After years in FIFA's shadow, last season's Pro Evolution Soccer, the title better known as PES, was something of a return to form, at least critically if not commercially.
So what do they do this year for PES 2014? Rip it up and start again by introducing a version of the FOX engine, as developed for the latest incarnation of the Metal Gear Solid series from Konami, the publisher of both titles.
And while this doesn't mean you'll be taking free kicks while sporting an eye patch, or disappearing in plain sight behind the goal net, it does look a little bit more modern, presumably with one eye on the next generation.
But this is about football. And we do love a good footie game. Can PES 2014 pick up on the good stuff where last year's title left off? Or is it way offside?
Let's get the elephant out of the room from the off: Hampshire Red 3, East London 1. That was the score of a match we played last Sunday, while simultaneously watching Southampton play West Ham on Match of the Day 2, ostensibly the same game. Such are the absurdities of the licensing laws that Premiership (aka 'English League') clubs can't be referred to by their real names, apart from Manchester United this year.
On the plus side, there were at least some goals in our match, which arguably makes PES 2014 better than real football. Three of them came from England's Ricky Lambert, although you wouldn’t necessarily know it as he appeared to have been replaced by that weird-bearded presenter from Celebrity Big Brother. It's either a sad indictment of England's striking options that one of our best hopes for World Cup qualification isn't famous enough to have his own face in the game, or yet another example of PES's haphazard approach to authenticity.
Elsewhere however, the other major European leagues are present and correct, as is the Champions League and Europa League, and for the first time this year, the Asia Champions League - more of a nod to the game's Japanese roots than a deal breaker.
In short, compared to FIFA, PES 2014 is a mess on the teams front. But as we are required by law to inform you, it's on the pitch that it counts.
But it's not all great news there, however, with the gameplay often proving a ponderous affair, and the new engine seemingly struggling with the hardware. Loading times feel as though they can be measured in weeks, and there's an annoying pause in the action after every near miss, as if the crowd noise is being loaded in. Furthermore, goal replays and celebrations appear to be a tribute to the late Ray Harryhausen, complete with stop-motion-esque characteristics.
Control-wise, PES 2014 has the usual basic set that will prove instinctive to anyone who's picked up a football game this century. However, you don't always feel in complete control, and the players have a weird hobbling motion, with the vagaries of the sprint system never proving satisfactory.
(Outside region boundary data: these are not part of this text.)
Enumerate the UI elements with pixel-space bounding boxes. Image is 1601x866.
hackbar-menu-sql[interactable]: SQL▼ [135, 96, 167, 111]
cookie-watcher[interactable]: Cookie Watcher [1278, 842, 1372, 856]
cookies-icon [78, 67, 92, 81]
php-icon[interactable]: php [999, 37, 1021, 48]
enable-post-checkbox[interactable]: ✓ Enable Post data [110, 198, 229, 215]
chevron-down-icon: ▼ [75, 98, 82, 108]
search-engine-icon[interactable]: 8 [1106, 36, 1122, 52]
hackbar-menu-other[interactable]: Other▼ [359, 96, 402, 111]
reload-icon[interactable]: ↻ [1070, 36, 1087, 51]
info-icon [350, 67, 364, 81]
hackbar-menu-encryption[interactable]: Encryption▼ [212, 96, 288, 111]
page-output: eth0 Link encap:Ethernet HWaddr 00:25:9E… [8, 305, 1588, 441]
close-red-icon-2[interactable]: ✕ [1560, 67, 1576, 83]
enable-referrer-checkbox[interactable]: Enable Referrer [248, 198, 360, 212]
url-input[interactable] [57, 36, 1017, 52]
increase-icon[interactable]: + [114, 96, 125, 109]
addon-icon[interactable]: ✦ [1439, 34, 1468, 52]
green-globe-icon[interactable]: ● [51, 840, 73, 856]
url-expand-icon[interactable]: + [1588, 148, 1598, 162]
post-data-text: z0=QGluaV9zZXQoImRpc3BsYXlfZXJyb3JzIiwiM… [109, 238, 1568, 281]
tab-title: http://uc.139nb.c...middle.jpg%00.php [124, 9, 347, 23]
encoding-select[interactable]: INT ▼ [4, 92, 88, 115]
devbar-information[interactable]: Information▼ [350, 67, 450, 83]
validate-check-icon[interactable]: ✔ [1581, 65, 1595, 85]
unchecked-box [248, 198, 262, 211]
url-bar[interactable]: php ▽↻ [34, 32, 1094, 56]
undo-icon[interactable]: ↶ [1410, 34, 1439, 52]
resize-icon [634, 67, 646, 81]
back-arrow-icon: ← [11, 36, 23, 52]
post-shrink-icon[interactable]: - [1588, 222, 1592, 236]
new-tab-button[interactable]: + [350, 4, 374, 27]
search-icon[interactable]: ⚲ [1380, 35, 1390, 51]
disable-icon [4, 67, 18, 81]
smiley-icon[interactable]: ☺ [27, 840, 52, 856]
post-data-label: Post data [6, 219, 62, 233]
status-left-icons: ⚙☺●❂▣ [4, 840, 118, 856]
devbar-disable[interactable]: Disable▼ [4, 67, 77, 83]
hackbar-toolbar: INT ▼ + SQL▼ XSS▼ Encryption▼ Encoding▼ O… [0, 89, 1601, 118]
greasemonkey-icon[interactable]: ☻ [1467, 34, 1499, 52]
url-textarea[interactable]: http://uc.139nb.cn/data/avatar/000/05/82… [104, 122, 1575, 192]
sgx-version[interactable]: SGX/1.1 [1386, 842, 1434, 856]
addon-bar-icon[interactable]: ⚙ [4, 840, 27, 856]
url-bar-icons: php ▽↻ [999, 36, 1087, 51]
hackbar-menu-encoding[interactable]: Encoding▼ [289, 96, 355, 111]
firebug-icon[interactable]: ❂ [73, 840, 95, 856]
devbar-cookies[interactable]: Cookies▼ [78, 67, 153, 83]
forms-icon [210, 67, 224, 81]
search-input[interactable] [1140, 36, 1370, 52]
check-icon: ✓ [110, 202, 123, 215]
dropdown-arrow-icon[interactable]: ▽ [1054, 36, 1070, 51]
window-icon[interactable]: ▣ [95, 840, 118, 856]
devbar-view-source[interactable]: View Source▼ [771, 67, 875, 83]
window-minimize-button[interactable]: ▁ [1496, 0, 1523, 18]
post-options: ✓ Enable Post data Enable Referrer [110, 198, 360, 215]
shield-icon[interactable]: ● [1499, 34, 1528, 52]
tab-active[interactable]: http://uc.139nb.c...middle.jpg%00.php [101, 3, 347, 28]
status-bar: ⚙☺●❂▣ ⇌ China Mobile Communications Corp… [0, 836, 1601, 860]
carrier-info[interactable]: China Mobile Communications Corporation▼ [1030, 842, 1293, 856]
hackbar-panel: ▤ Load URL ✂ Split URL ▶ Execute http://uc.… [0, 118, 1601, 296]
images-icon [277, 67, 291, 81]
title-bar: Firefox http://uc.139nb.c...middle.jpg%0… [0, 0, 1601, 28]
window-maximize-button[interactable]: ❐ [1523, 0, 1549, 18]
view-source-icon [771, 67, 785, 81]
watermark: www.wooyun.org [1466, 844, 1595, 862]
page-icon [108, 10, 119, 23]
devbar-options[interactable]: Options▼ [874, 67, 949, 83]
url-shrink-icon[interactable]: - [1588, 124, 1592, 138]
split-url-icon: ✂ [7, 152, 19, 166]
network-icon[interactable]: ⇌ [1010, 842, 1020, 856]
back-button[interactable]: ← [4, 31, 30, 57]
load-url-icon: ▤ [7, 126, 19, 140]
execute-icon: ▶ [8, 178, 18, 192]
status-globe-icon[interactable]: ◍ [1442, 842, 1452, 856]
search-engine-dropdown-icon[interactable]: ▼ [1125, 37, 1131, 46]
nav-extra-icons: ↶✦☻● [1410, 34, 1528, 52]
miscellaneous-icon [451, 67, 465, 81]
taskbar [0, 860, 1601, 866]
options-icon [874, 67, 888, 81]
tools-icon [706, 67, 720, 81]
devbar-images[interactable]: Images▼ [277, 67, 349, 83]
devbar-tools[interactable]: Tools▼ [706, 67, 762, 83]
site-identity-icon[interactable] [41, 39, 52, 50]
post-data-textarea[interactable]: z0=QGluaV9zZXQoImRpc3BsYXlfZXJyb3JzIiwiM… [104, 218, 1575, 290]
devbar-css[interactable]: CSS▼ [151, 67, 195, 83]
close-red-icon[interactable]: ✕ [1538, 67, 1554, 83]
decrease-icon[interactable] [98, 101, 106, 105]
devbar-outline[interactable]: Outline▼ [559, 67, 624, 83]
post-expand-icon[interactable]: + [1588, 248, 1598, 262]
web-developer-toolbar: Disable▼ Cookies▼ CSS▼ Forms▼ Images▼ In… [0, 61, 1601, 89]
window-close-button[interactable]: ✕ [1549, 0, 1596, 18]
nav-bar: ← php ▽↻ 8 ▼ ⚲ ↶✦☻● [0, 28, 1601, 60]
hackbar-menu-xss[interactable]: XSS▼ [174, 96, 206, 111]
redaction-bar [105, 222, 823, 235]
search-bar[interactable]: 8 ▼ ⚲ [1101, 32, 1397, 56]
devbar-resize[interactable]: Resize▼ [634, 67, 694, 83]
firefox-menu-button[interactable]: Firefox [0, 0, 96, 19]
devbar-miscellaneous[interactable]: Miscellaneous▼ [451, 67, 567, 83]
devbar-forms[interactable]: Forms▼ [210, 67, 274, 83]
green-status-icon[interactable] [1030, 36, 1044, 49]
It all feels a little bit spongy, with misplaced passes causing endless turnovers of possession.
Grind those Gears
The new engine brings with it talk of Motion Animation Stability Systems and TrueBall Tech, the latter said to be "all about free and precise control of the ball with 360 degrees and more meters of control around the player, which will allow you to have more freedom on the pitch". That sounds exciting but, conversely, it isn't felt the gameplay.
A further nod to Metal Gear Solid is the new physics system. Motion Animation Stability Systems, shortened to "M.A.S.S" - sounds very technical, doesn't it? - will, according to Konami, "bring authentic battles of football into the game", adding, "duels will be more intense ... you will have to fight for the ball if you want to get it".
Fight indeed. But the game fails the litmus test whereby you can stand with the ball at a defender's feet indefinitely as the opposition makes no effort to wrest it from you. It makes for a tedious 90 minutes, but it's your money.
Slide tackling is a dangerous business, and Pro Evo 2014 does freely dish out the yellow cards. As such, you're left with the time-honoured pressuring of the man on the ball, with vast portions of gameplay simply involving opposing players rubbing up against each other until the ball spills free.
When you do manage to get down the flanks, whipping the ball into the box is largely thankless, with headed goals proving rarer than Wayne Rooney's natural hair. Likewise corners and free kicks, with sticking it in the mixer proving no guarantee of success.
Apart from the basics, there are more elaborate control options drip-fed to you during the interminable loading screens, but to be honest if we wanted to play a flight sim we'd give 1997 a call on our timephone.
Judged on its own merits, PES 2014 plays a tolerable game of Association Football, but we can't help but hark back to the golden era when PES was king. Pro Evo used to have an intensity that required to you to literally sit on the edge of your seat. PES 2014 is more of a slumped-on-the-sofa affair, with a goal eliciting a mild grimace of satisfaction as opposed a full-on knee slide into the kitchen.
We managed to win the Champions League at the first attempt - with Man Utd - an achievement that, while causing a few hackles to rise in the final, ultimately left us feeling flat, and with no great desire to repeat it. It may find a niche with the online Master League, or hardcore two-player action, but even as we type these words we know that we're probably not going to play it again once FIFA 14 arrives.